As últimas décadas fizeram emergir competências que sentimos como imperativas e que nos melhoram a vida, caso as dominemos. Nunca se venderam tantos livros sobre pensamento positivo, inteligência emocional, comunicação interpessoal e quejandos, que parecem oferecer-nos a resolução dos nossos problemas, a troco de euros.

A tarefa afigura-se fácil: perante tutoriais que nos conduzem, como que na montagem de um móvel do Ikea, só teremos de seguir os passos recomendados e tudo atingiremos: felicidade, bem-estar material, equilíbrio emocional, uma excelsa forma física, a reversão dos problemas ambientais, a cura de constipações com mezinhas caseiras e o saber-viver. O problema reside no facto de que, exactamente como aquando da montagem de um móvel, nem todos temos o mesmo jeito: para uns é intuitivo; outros, depois de uns dedos doridos e de parafusos ausentes, atingem um resultado aceitável; para uma (arriscaríamos) maioria, a experiência revela-se frustrante, na medida em que “se toda a gente consegue por que não consigo eu”?

É simples: porque não aprendemos todos do mesmo modo e porque funcionamos de forma díspar, a partir de uma miríade de características e vivências singulares. Pretender que duas ou mais pessoas tenham os mesmos resultados, com base numa mesma metodologia, apresentada como infalível, gerará más experiências, que tornam os objectivos ainda mais longínquos, para quem os pretende alcançar.

Uma das competências mais perseguidas, hoje, é a arte de bem falar. Percebe-se, como se percebera já na Grécia Antiga que, em democracia, dominar a retórica é sinónimo de poder — seja ele institucional ou pessoal, na medida em que fazermo-nos entender e cativarmos o outro, por meio do nosso discurso, ao dar a conhecer as nossas crenças ou propostas, é essencial para que ele seja convencido por nós.
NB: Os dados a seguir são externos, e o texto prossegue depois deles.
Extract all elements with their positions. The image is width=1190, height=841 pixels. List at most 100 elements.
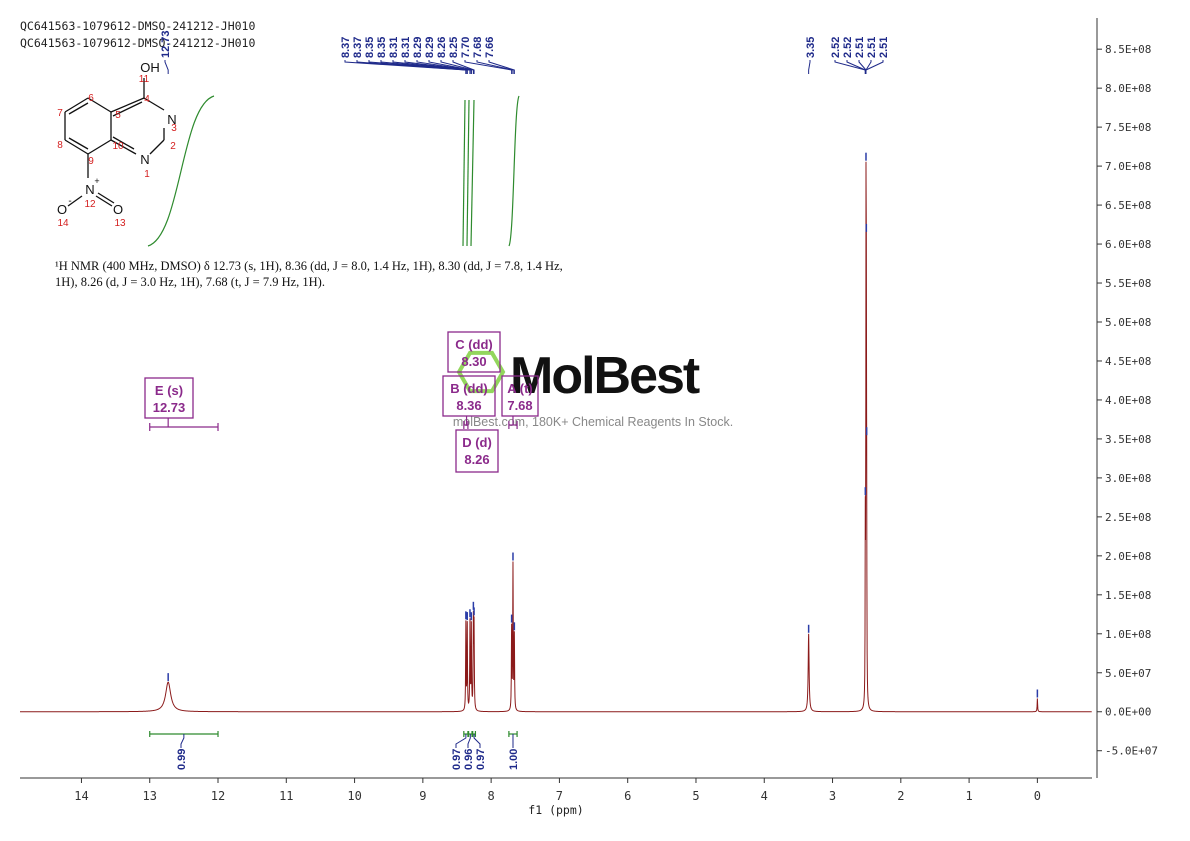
integral-connector xyxy=(467,734,471,748)
atom-number: 1 xyxy=(144,169,150,180)
peak-connector xyxy=(452,60,475,74)
integral-value: 0.97 xyxy=(475,749,487,770)
peak-labels: 12.73 8.37 8.37 8.35 8.35 8.31 8.31 8.29 8.29 8.2… xyxy=(160,30,890,74)
peak-label: 7.66 xyxy=(484,37,496,58)
integral-curve xyxy=(466,99,470,247)
x-tick-label: 4 xyxy=(761,789,768,803)
atom-n12: N xyxy=(85,182,94,197)
x-tick-label: 3 xyxy=(829,789,836,803)
bond xyxy=(149,139,165,155)
y-tick-label: 8.0E+08 xyxy=(1105,82,1151,95)
peak-connector xyxy=(476,60,514,74)
peak-label: 8.37 xyxy=(340,37,352,58)
atom-number: 3 xyxy=(171,123,177,134)
bond xyxy=(95,195,113,207)
peak-label: 8.37 xyxy=(352,37,364,58)
atom-o13: O xyxy=(113,202,123,217)
x-tick-label: 1 xyxy=(965,789,972,803)
bond xyxy=(112,136,135,150)
peak-label: 8.29 xyxy=(412,37,424,58)
multiplet-box xyxy=(442,375,496,417)
bond xyxy=(67,195,83,207)
peak-connector xyxy=(164,60,169,74)
peak-connector xyxy=(808,60,811,74)
atom-number: 5 xyxy=(115,110,121,121)
bond xyxy=(87,139,112,155)
multiplet-label: B (dd) xyxy=(450,381,488,396)
x-tick-label: 10 xyxy=(347,789,361,803)
peak-connector xyxy=(428,60,472,74)
integral-curves xyxy=(147,95,520,247)
watermark-brand: MolBest xyxy=(510,347,700,405)
peak-label: 8.29 xyxy=(424,37,436,58)
atom-n1: N xyxy=(140,152,149,167)
bond xyxy=(64,97,89,113)
y-tick-label: 4.5E+08 xyxy=(1105,355,1151,368)
atom-number: 4 xyxy=(144,94,150,105)
peak-connector xyxy=(404,60,471,74)
atom-n3: N xyxy=(167,112,176,127)
atom-number: 9 xyxy=(88,156,94,167)
bond xyxy=(64,139,89,155)
integral-curve xyxy=(462,99,466,247)
y-tick-label: 2.5E+08 xyxy=(1105,511,1151,524)
peak-label: 7.68 xyxy=(472,37,484,58)
x-axis-label: f1 (ppm) xyxy=(528,803,583,817)
bond xyxy=(87,97,112,113)
y-tick-label: 8.5E+08 xyxy=(1105,43,1151,56)
x-tick-label: 6 xyxy=(624,789,631,803)
atom-number: 2 xyxy=(170,141,176,152)
integrals: 0.99 0.97 0.96 0.97 1.00 xyxy=(149,731,520,770)
integral-connector xyxy=(473,734,481,748)
peak-connector xyxy=(440,60,474,74)
integral-value: 1.00 xyxy=(508,749,520,770)
multiplet-shift: 12.73 xyxy=(153,400,186,415)
bond xyxy=(110,139,137,155)
bond xyxy=(112,101,143,117)
y-tick-label: 0.0E+00 xyxy=(1105,706,1151,719)
y-tick-label: 3.5E+08 xyxy=(1105,433,1151,446)
x-tick-label: 7 xyxy=(556,789,563,803)
x-tick-label: 2 xyxy=(897,789,904,803)
x-tick-label: 0 xyxy=(1034,789,1041,803)
x-axis: 14 13 12 11 10 9 8 7 6 5 4 3 2 1 0 xyxy=(20,777,1092,803)
spectrum-trace xyxy=(20,152,1092,713)
multiplet-label: E (s) xyxy=(155,383,183,398)
y-tick-label: 5.5E+08 xyxy=(1105,277,1151,290)
bond xyxy=(68,137,89,150)
peak-connector xyxy=(865,60,884,74)
multiplet-shift: 7.68 xyxy=(507,398,532,413)
bond xyxy=(68,102,89,115)
peak-label: 8.35 xyxy=(376,37,388,58)
y-tick-label: 3.0E+08 xyxy=(1105,472,1151,485)
x-tick-label: 9 xyxy=(419,789,426,803)
y-tick-label: 5.0E+08 xyxy=(1105,316,1151,329)
integral-value: 0.97 xyxy=(451,749,463,770)
atom-number: 14 xyxy=(57,218,69,229)
multiplet-box xyxy=(455,429,499,473)
bond xyxy=(143,97,165,111)
peak-label: 3.35 xyxy=(805,37,817,58)
peak-label: 7.70 xyxy=(460,37,472,58)
peak-connector xyxy=(846,60,866,74)
integral-value: 0.96 xyxy=(463,749,475,770)
nmr-description-line-2: 1H), 8.26 (d, J = 3.0 Hz, 1H), 7.68 (t, … xyxy=(55,275,325,289)
peak-label: 8.26 xyxy=(436,37,448,58)
y-tick-label: 6.0E+08 xyxy=(1105,238,1151,251)
atom-number: 11 xyxy=(139,74,150,85)
peak-label: 8.35 xyxy=(364,37,376,58)
multiplet-boxes: E (s) 12.73 C (dd) 8.30 B (dd) 8.36 A (t) 7.68 D… xyxy=(144,331,539,473)
peak-connector xyxy=(834,60,866,74)
peak-label: 2.51 xyxy=(866,37,878,58)
atom-number: 13 xyxy=(114,218,126,229)
y-tick-label: 2.0E+08 xyxy=(1105,550,1151,563)
y-tick-label: 1.0E+08 xyxy=(1105,628,1151,641)
atom-number: 8 xyxy=(57,140,63,151)
peak-label: 2.51 xyxy=(878,37,890,58)
peak-connector xyxy=(865,60,872,74)
peak-label: 2.52 xyxy=(830,37,842,58)
multiplet-label: C (dd) xyxy=(455,337,493,352)
y-tick-label: 6.5E+08 xyxy=(1105,199,1151,212)
multiplet-box xyxy=(501,375,539,417)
Daí a imensa oferta de acções que prometem ensinar a falar perante outrém: ela justifica-se porque queremos deter esse poder, ultrapassando os constrangimentos que nos levam a temer a tarefa. Com elas, temos a esperança de nos tornarmos, miraculosamente, num dos que poderiam ganhar a vida a discursar. E é com real surpresa (e desalento) que verificamos que não, acabando por nos remeter para aquele vasto grupo dos que continuarão a estremecer sempre que pensam em falar para mais do que uma pessoa (ou só uma pessoa, dependendo das circunstâncias) — afinal, até nem estamos sozinhos.

Falar em público é, de facto, algo que se aprende, ainda que não se o domine num par de horas: há toda uma série de factores que entram em linha de conta e que se prendem com características individuais de cada sujeito (que vão do carisma ao conhecimento do conteúdo a comunicar), mas também com a sua apetência para a tarefa e com aspectos que não são domináveis pelo orador.

Se tivermos em conta estes cerceamentos, seremos aprendizes mais capazes e menos iludidos: não há receitas mágicas, porque o mesmo chapéu não serve todas as cabeças – o que não faz dele um chapéu de menor qualidade.